Question 139: In a patient with heart disease, which condition is most commonly associated with left atrial enlargement?
- A. Mitral stenosis (Correct Answer)
- B. Tricuspid regurgitation
- C. AR
- D. None of the options
Explanation: ***Mitral stenosis*** - **Mitral stenosis** leads to an obstruction of blood flow from the **left atrium to the left ventricle**, causing pressure buildup in the left atrium [1]. - This increased pressure over time results in **left atrial enlargement** as the chamber struggles to push blood through the narrowed valve [1]. *Tricuspid regurgitation* - **Tricuspid regurgitation** involves the backflow of blood from the **right ventricle to the right atrium**. - This condition primarily affects the **right side of the heart**, leading to **right atrial enlargement**, not left. *AR* - **Aortic regurgitation (AR)** is the backflow of blood from the **aorta into the left ventricle**. - While AR can cause **left ventricular enlargement** and eventually lead to left atrial dilation, it is not the most common direct cause of *primary* left atrial enlargement compared to mitral stenosis [2]. *None of the options* - **Mitral stenosis** is a well-established cause of significant left atrial enlargement due to the direct pressure overload it imposes on the left atrium [1].
Question 140: Lovibond profile sign is seen in ?

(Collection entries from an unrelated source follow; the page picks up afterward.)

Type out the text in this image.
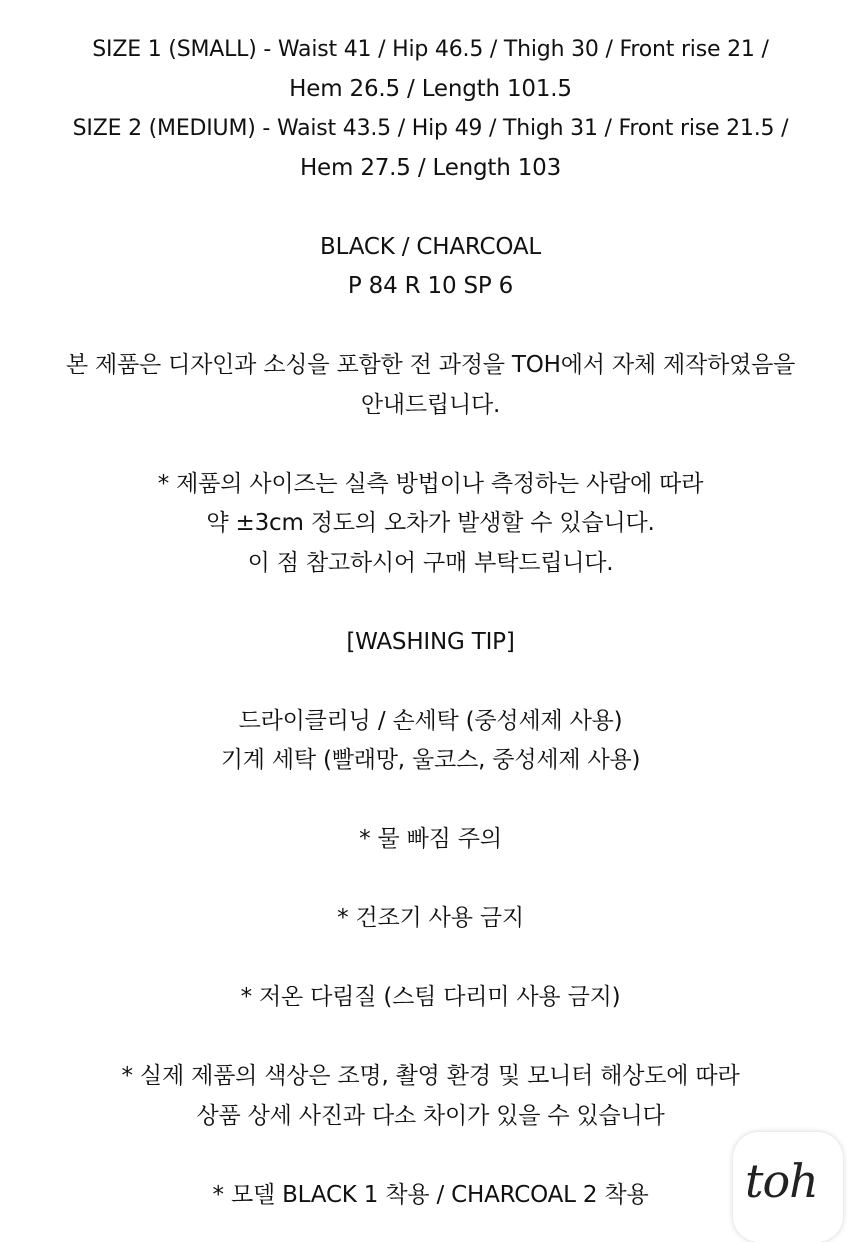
SIZE 1 (SMALL) - Waist 41 / Hip 46.5 / Thigh 30 / Front rise 21 /
Hem 26.5 / Length 101.5
SIZE 2 (MEDIUM) - Waist 43.5 / Hip 49 / Thigh 31 / Front rise 21.5 /
Hem 27.5 / Length 103
BLACK / CHARCOAL
P 84 R 10 SP 6
본 제품은 디자인과 소싱을 포함한 전 과정을 TOH에서 자체 제작하였음을
안내드립니다.
* 제품의 사이즈는 실측 방법이나 측정하는 사람에 따라
약 ±3cm 정도의 오차가 발생할 수 있습니다.
이 점 참고하시어 구매 부탁드립니다.
[WASHING TIP]
드라이클리닝 / 손세탁 (중성세제 사용)
기계 세탁 (빨래망, 울코스, 중성세제 사용)
* 물 빠짐 주의
* 건조기 사용 금지
* 저온 다림질 (스팀 다리미 사용 금지)
* 실제 제품의 색상은 조명, 촬영 환경 및 모니터 해상도에 따라
상품 상세 사진과 다소 차이가 있을 수 있습니다
* 모델 BLACK 1 착용 / CHARCOAL 2 착용	toh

- A. Koilonychia (spoon nails)
- B. Platynochia (flat nails)
- C. Nail clubbing (Correct Answer)
- D. Onycholysis (separation of the nail from the nail bed)

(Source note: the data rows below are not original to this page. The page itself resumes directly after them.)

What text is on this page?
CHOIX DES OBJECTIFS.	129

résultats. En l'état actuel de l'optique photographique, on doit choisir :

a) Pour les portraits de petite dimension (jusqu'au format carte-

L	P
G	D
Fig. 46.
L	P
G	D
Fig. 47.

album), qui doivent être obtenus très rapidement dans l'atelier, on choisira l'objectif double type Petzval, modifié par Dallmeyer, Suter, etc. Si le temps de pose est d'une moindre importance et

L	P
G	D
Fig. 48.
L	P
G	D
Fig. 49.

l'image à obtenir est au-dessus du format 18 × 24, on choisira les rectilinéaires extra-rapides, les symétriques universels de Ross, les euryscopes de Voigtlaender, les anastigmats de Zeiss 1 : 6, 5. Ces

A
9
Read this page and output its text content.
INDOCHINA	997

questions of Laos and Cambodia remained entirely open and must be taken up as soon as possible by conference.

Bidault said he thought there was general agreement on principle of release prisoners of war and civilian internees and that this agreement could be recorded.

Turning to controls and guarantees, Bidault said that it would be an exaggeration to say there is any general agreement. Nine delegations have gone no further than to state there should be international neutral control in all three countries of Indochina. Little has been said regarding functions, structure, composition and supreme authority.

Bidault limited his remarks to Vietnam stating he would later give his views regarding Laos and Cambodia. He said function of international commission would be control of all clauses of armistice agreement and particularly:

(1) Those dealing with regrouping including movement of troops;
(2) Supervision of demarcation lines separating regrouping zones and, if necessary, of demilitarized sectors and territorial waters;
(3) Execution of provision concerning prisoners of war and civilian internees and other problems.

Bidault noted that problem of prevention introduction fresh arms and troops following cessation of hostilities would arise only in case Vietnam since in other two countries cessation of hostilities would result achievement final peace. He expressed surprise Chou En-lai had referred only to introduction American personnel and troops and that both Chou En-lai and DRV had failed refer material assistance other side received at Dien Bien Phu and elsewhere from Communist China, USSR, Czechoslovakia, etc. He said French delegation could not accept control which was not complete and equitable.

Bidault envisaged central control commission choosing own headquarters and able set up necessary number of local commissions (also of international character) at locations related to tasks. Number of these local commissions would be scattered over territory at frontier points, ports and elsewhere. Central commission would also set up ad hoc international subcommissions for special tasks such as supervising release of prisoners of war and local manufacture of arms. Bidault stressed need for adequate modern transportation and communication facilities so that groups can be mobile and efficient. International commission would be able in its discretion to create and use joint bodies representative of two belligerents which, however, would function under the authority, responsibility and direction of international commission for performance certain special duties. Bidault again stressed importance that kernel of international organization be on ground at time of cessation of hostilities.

Explanation: Nail clubbing - The Lovibond profile sign (Lovibond's angle or profile sign) is a clinical finding where the angle between the nail plate and the proximal nail fold straightens or becomes greater than 180 degrees. - This sign is a key indicator of nail clubbing, which is often associated with underlying systemic conditions such as respiratory or cardiac diseases [1]. Koilonychia (spoon nails) - Koilonychia presents as concave or spoon-shaped nails, where the nail plate is depressed centrally with everted edges [1]. - This condition is typically associated with iron deficiency anemia and does not involve an alteration of the Lovibond angle. Platynochia (flat nails) - Platynochia refers to nails that are unusually flat without the normal convex curvature. - This is a descriptive term for nail shape and is not specifically evaluated by the Lovibond profile sign. Onycholysis (separation of the nail from the nail bed) - Onycholysis is the detachment of the nail plate from the nail bed, usually starting at the distal free edge. - This condition is unrelated to the angle of the nail and the nail fold, which are assessed by the Lovibond profile sign.